18
Jul

, Nashville Tennessean

Two Nolensville High students have become their school’s first certified drone pilots, and the pair hope the federal recognition will help them get their business off the ground.

Andrew Dunn and Mitchell Waller, both rising seniors, recently passed the aeronautical test required to become a certified remote pilot with the Federal Aviation Administration.

“They both would meet me after school and on weekends to practice their pilot skills and to study for the FAA Remote Pilot certification test,” said Elvia Klym, who teaches the Unmanned Aerial Systems course at NHS—the first of its kind in the state.

“They both put in the extra work, and it has paid off,” said Klym.

In the course, students learn the nuts and bolts of unmanned aircraft systems–technology that allows the pilot to get an aerial view by using a hand-held transmitter.

The teens are introduced to aerial systems, computer programming and federal regulations for UAS, along with hands-on instruction for piloting the devices.

UAS, commonly known as drones, were first introduced for military uses. But, in the last decade, the market for commercial drones has exploded, creating jobs in real estate, media, agriculture, construction and security.

Commercial drones are expected to bring 100,000 jobs and $82 billion to the U.S. by 2025, according to an economic report from the Association for Unmanned Vehicle Systems International.

In 2016, the drone industry employed around 385 people in Tennessee, that same report notes.

The growing field led Nolensville High to enable students to understand the emerging technology.

“Ever since a young age, I was interested in planes and aviation. I took the class and got even more interested in it,” Dunn said. “Then, I realized it could potentially be profitable if I could get a summer job with it, so that’s when I decided to take my test to become licensed to be able to do something like that.”

The FAA implemented regulations in 2016 that require commercial drone pilots to obtain remote pilot certifications.

The certification enables remote pilots to legally make a profit by selling photos, delivering goods and more.

Dunn and Waller spent the last year prepping for the test, which Dunn explained includes questions on flight plans, charting weather, airspace and airport regulations, along with questions on UAS.

“What makes it (the test) hard—in my personal opinion—is it asks you questions about manned aircrafts, like if you’re actually in a plane flying, which doesn’t apply to me,” Dunn said.

The students both passed the $150 certification exam in June.

“I am very proud of them and excited to see what is next for them as seniors at NHS,” Klym said.

It was Klym who inspired the teens to launch a business offering aerial photos to local real estate offices.

Their business is called Next Generation Filming, and Dunn said they’re currently advertising their drone services on social media.

“We have sample videos on YouTube,” Dunn said.

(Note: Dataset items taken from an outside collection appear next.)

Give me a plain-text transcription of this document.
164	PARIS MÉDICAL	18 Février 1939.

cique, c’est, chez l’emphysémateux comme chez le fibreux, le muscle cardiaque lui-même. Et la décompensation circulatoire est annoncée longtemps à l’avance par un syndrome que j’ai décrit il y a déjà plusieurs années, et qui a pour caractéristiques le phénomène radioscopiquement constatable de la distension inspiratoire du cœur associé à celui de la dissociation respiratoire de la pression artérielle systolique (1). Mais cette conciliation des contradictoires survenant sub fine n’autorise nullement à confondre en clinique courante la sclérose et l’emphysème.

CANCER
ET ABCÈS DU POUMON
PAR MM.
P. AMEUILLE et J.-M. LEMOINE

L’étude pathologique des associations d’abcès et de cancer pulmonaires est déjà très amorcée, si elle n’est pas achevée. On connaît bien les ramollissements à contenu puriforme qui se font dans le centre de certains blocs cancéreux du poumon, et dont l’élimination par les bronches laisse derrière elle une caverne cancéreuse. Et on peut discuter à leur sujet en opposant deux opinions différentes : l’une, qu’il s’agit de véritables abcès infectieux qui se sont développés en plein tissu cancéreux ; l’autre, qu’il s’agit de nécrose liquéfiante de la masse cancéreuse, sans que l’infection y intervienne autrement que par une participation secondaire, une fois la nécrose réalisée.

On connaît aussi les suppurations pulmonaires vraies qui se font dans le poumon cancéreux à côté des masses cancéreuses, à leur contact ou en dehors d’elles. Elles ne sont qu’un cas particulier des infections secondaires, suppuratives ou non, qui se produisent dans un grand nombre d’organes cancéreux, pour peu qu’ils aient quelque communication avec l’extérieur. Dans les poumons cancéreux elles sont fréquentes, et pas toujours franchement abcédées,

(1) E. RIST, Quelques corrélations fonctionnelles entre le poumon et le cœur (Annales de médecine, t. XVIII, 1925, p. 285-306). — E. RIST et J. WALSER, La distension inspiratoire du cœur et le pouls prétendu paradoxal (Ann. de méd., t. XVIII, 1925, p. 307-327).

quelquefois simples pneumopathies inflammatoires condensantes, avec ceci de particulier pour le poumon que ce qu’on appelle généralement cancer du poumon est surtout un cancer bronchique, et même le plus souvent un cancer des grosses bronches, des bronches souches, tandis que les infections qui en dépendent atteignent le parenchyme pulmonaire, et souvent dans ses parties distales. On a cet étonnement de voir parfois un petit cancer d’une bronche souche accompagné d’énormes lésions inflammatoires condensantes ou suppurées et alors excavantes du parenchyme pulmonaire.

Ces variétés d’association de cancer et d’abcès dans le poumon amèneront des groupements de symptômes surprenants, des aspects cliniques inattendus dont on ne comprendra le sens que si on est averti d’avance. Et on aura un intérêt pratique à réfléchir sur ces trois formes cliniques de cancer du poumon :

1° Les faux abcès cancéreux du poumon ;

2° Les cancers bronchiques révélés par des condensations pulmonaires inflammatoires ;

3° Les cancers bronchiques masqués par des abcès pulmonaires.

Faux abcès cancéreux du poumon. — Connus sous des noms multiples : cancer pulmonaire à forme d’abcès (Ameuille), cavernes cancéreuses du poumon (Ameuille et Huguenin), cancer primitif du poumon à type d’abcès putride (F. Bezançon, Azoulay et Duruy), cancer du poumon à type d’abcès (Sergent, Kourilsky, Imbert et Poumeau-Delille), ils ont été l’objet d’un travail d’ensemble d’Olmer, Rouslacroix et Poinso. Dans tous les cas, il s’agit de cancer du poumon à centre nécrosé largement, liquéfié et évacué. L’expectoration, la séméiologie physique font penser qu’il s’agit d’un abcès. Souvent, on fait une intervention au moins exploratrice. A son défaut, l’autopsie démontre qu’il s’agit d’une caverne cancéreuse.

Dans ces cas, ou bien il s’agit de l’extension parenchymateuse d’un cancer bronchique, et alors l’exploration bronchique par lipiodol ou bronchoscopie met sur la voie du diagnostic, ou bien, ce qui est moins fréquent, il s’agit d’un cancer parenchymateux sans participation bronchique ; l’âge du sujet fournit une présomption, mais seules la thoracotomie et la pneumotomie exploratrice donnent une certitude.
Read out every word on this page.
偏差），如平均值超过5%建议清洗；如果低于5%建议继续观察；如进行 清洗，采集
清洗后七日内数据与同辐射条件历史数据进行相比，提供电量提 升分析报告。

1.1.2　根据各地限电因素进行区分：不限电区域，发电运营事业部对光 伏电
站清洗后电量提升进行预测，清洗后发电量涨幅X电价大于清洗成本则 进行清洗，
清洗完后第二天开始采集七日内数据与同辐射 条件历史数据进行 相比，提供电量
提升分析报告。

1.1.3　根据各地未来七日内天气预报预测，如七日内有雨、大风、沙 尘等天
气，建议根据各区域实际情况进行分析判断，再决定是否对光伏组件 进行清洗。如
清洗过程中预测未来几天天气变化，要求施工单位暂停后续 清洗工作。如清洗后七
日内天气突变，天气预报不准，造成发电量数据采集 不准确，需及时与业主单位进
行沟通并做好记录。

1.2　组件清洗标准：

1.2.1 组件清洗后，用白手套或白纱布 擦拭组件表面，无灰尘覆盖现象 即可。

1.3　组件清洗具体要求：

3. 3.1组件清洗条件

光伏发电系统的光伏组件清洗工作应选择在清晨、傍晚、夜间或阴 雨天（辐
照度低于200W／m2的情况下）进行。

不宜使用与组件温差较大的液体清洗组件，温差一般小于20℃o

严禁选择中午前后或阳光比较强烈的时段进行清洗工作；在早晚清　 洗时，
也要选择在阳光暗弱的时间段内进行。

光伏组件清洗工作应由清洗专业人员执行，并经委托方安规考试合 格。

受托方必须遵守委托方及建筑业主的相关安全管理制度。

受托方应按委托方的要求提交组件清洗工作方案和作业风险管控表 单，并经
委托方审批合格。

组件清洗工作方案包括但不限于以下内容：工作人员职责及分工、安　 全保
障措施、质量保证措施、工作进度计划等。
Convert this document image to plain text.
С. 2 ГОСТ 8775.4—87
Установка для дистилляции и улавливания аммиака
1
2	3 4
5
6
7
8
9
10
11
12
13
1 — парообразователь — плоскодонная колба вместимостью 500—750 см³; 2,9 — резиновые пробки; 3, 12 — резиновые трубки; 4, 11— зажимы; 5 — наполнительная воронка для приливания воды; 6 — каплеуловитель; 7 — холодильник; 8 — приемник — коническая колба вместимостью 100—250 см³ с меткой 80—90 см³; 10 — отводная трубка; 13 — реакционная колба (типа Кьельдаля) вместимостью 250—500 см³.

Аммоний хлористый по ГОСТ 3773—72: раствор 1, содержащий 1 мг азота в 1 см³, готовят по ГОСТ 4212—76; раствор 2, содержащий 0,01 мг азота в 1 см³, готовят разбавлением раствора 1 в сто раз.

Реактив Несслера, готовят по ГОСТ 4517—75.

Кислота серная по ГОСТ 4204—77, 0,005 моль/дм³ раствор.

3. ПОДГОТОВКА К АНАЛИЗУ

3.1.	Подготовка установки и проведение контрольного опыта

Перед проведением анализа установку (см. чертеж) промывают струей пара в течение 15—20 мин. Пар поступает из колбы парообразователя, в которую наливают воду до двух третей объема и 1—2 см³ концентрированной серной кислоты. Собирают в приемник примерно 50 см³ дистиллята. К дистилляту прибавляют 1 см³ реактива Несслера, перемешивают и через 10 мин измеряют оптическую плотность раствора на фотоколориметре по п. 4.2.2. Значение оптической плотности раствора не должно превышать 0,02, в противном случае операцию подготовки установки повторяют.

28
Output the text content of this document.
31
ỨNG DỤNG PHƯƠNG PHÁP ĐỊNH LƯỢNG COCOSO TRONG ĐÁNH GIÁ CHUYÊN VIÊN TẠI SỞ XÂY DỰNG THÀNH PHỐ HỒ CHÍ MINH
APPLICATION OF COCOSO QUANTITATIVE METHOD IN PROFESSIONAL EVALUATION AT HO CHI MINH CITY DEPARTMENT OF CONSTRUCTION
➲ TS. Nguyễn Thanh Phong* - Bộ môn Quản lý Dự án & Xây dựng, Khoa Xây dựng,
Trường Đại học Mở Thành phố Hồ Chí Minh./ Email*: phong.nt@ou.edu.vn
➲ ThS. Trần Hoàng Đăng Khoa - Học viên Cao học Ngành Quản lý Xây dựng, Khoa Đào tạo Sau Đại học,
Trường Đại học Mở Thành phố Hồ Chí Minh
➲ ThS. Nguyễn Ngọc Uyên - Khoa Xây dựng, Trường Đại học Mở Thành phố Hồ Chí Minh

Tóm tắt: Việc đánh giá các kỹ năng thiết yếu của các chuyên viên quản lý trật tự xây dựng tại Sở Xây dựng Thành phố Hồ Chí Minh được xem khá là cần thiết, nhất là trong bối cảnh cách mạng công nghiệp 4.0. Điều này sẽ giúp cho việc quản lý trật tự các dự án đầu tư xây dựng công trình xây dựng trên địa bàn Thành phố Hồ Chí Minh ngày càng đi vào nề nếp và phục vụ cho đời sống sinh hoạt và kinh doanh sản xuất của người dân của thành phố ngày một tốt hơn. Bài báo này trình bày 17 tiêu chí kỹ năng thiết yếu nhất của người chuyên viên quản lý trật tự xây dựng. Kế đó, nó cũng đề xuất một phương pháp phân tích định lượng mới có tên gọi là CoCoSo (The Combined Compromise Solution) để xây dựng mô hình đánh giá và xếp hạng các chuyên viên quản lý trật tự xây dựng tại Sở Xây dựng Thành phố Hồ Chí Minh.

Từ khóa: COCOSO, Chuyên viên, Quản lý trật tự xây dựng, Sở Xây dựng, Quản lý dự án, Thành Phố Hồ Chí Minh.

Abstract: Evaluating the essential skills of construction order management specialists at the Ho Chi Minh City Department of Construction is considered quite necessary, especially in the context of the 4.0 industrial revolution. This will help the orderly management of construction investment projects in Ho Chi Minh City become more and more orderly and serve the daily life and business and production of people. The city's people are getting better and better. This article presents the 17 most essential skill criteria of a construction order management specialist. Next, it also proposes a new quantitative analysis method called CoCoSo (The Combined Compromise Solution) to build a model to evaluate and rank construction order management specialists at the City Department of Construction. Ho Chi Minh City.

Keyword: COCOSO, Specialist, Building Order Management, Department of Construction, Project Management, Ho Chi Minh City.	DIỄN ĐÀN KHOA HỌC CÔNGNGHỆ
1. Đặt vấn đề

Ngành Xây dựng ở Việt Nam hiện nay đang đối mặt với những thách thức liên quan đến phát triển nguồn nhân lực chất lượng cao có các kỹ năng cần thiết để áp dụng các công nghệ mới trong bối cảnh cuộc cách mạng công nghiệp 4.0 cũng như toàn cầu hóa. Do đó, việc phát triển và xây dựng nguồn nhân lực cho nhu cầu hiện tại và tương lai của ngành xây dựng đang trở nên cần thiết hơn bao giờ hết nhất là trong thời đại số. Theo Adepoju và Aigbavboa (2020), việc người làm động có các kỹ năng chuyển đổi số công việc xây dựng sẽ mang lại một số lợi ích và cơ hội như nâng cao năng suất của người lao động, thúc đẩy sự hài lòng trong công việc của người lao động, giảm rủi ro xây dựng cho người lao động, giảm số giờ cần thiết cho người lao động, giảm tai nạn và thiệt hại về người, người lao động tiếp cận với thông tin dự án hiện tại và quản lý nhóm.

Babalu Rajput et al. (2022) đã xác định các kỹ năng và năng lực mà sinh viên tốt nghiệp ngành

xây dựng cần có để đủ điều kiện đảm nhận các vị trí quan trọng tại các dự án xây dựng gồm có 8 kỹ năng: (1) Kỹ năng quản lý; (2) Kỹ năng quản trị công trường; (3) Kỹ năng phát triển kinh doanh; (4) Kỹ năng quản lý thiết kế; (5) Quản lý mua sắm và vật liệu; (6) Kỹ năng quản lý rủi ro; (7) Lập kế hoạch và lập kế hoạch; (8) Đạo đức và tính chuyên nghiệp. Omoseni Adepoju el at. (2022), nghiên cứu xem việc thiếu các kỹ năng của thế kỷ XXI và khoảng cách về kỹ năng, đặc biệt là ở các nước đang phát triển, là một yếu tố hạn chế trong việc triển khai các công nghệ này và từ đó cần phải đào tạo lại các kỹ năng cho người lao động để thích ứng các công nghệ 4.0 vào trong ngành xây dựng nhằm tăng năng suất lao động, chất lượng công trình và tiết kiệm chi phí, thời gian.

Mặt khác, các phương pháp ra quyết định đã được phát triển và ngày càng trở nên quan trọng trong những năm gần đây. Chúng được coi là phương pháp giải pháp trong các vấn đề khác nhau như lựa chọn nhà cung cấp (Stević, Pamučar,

He hopes the business will turn into a career flying UAS.

A few days after passing the test, Dunn purchased his own entry-level professional drone—a Phantom 4 Advanced by DJI. With recording capabilities at 4K and 30 minute flight time, the FAA-compliant drone is an investment into the business plan.

“It’s basically like the ones we used for school,” Dunn said.

Students in the NHS course have the opportunity to receive dual credit through Middle Tennessee State University.

In 2015, MTSU began offering a concentration in UAS under its aerospace program—one of only a handful of similar programs in the country.

The program has since had six graduates, according to Dr. Kevin Corns, assistant professor of aerospace and UAS program director at MTSU.

Along with passing the exam, Dunn received dual credit through MTSU.

Waller was awarded the NHS Unmanned Aerial Systems award, according to the school.